Sambil sedikit tertawa ia menyampaikan kalau dirinya sampai sering mengalami kecelakaan dan bahkan pernah terjun ke sungai Ciliwung.

Tidak hanya itu saja, dirinya juga pernah menggelinding dari atas jembatan Tomang Raya dikarenakan rantai dari sepeda motornya yang putus saat sedang kebut-kebutan di jalan raya.

Orangtua Prof Irwan bukan tidak menegur perilakunya itu, tetapi karena kehidupan Jakarta yang keras maka nasehat kedua orang tuanya pun tidak mempan.

Karena perilaku liarnya tersebut Prof Irwan tidak pernah menyandang prestasi yang membanggakan di masa sekolahnya dulu.

Namun, beruntunglah setelah tamat SMA Prof Irwan tunduk dan patuh pada kemauan kedua orangtuanya untuk melanjutkan ke perguruan tinggi.

"Lanjut kuliah tapi kamu jangan di Jakarta," ucap Prof Irwan sambil menirukan perkataan orang tuanya.

Orang tua Prof Irwan menaruh harapan besar agar anak pertamanya ini kelak akan menjadi seorang sarjana yang patut dicontoh oleh keempat orang adiknya.

Menurut Prof Irwan, latar belakang pendidikan kedua orangtuanya telah mendorong dirinya untuk dapat mengenyam pendidikan tinggi.

Ayahnya sempat merasakan bangku kuliah di Universitas Indonesia (UI) namun terpaksa berhenti karena keterbatasan biaya, sedangkan ibunya hanya lulusan Sekolah Menengah Pertama (SMP).

Kedua orang tuanya lalu memilih profesi berwirausaha di Jakarta dan lambat laun ekonomi keluarga pun mulai membaik.

Berkat dorongan orang tua ia kemudian memutuskan kuliah dengan pilihan UI dan IPB (Institute Pertanian Bogor) tapi sayang ia gagal di kedua kampus favoritnya tersebut.

Akhirnya Prof Irwan memilih Universitas Lampung (Unila) yang bukan merupakan pilihan utama (perintis III) sebagai pilihan selanjutnya.

Prof Irwan ingin melanjutkan kuliah di kampung halaman sang ibu yaitu Universitas Sriwijaya, tapi mengingat Jakarta ke Lampung lebih dekat maka dia memutuskan lebih memilih Lampung daripada Palembang.

Pada tahun 1980 Prof Irwan berkuliah di Universitas Lampung tepatnya di Fakultas Pertanian.

Irwan sempat tinggal bersama sepupunya selama satu tahun, tapi kemudian memilih menjadi anak kosan ketika dirasa sudah bisa berdaptasi dengan lingkungan barunya.

Hidup sendiri tanpa orang tua memberikan kesadaran baru bagi seorang Irwan muda, dia merasa sangat beruntung dipertemukan dengan teman- teman yang baik sehingga ia ketular menjadi orang baik pula dengan aktif di kelompok belajar dan kegiatan organisasi kampus.

Bagi Prof Irwan, berteman dengan anak-anak yang agamis telah membuat dirinya menjadi sosok yang jauh lebih baik dibandingkan masa-masa sekolahnya dulu.

"Kalau saya bergaul di lingkungan yang tidak baik, pasti saya paling tidak baik.

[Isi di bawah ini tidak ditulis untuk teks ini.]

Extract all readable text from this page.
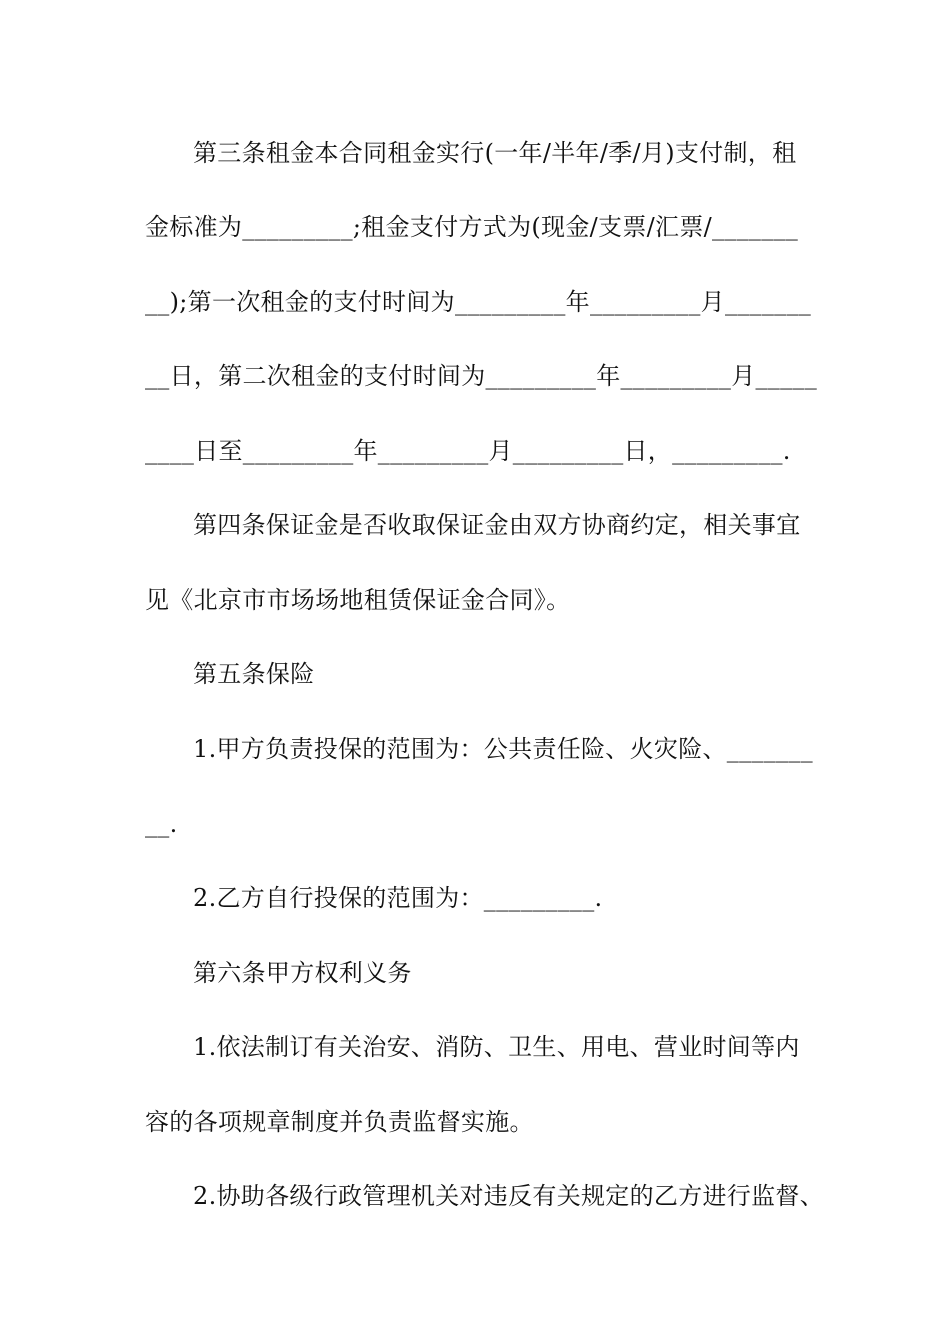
第三条租金本合同租金实行(一年/半年/季/月)支付制，租
金标准为_________;租金支付方式为(现金/支票/汇票/_______
__);第一次租金的支付时间为_________年_________月_______
__日，第二次租金的支付时间为_________年_________月_____
____日至_________年_________月_________日，_________.
第四条保证金是否收取保证金由双方协商约定，相关事宜
见《北京市市场场地租赁保证金合同》。
第五条保险
1.甲方负责投保的范围为：公共责任险、火灾险、_______
__.
2.乙方自行投保的范围为：_________.
第六条甲方权利义务
1.依法制订有关治安、消防、卫生、用电、营业时间等内
容的各项规章制度并负责监督实施。
2.协助各级行政管理机关对违反有关规定的乙方进行监督、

Jadi beruntung saya kuliah di FP Unila memiliki teman-teman dan lingkungan yang baik," terangnya.

Meskipun di tengah kesibukan kuliah, Prof Irwan masih bisa aktif di organisai kampus dan dia pernah menjabat ketua Badan Perwakilan Mahasiswa (BPM) Fakultas Pertanian dan Ketua I Watala FP Unila, nilai akademiknya terbilang baik yaitu mendapatkan 3 terbaik di setiap tingkatan.

Tak heran ketika lulus sarjana pria berusia 61 tahun ini memperoleh predikat lulusan terbaik Fakultas Pertanian pada tahun 1985.

Baru menyandang gelar sarjana, Prof Irwan langsung mendapatkan tawaran sebagai tenaga pengajar di Universitas Lampung, saat itu banyak tawaran dari kantor pemerintahan dan perusahaan swasta namun ia memilih menjadi dosen di FP Unila.

Menurut Prof Irwan, menjadi seorang dosen memiliki banyak kesempatan untuk melanjutkan pendidikan. Selain itu, ia lebih menyukai pekerjaan yang dinamis dan tidak monoton.

Setelah satu tahun mengajar, pada tahun 1986 surat keputusan (SK) PNS Prof Irwan sebagai dosen keluar, empat (4) tahun berselang ia kembali melanjutkan pendidikan melalui beasisswa TMPD di IPB yang dulunya (S-1) ia tidak diterima, dan akhirnya la lulus S-2 tahun 1994 dengan memperoleh penghargaan lulusan terbaik dengan IPK 4,0.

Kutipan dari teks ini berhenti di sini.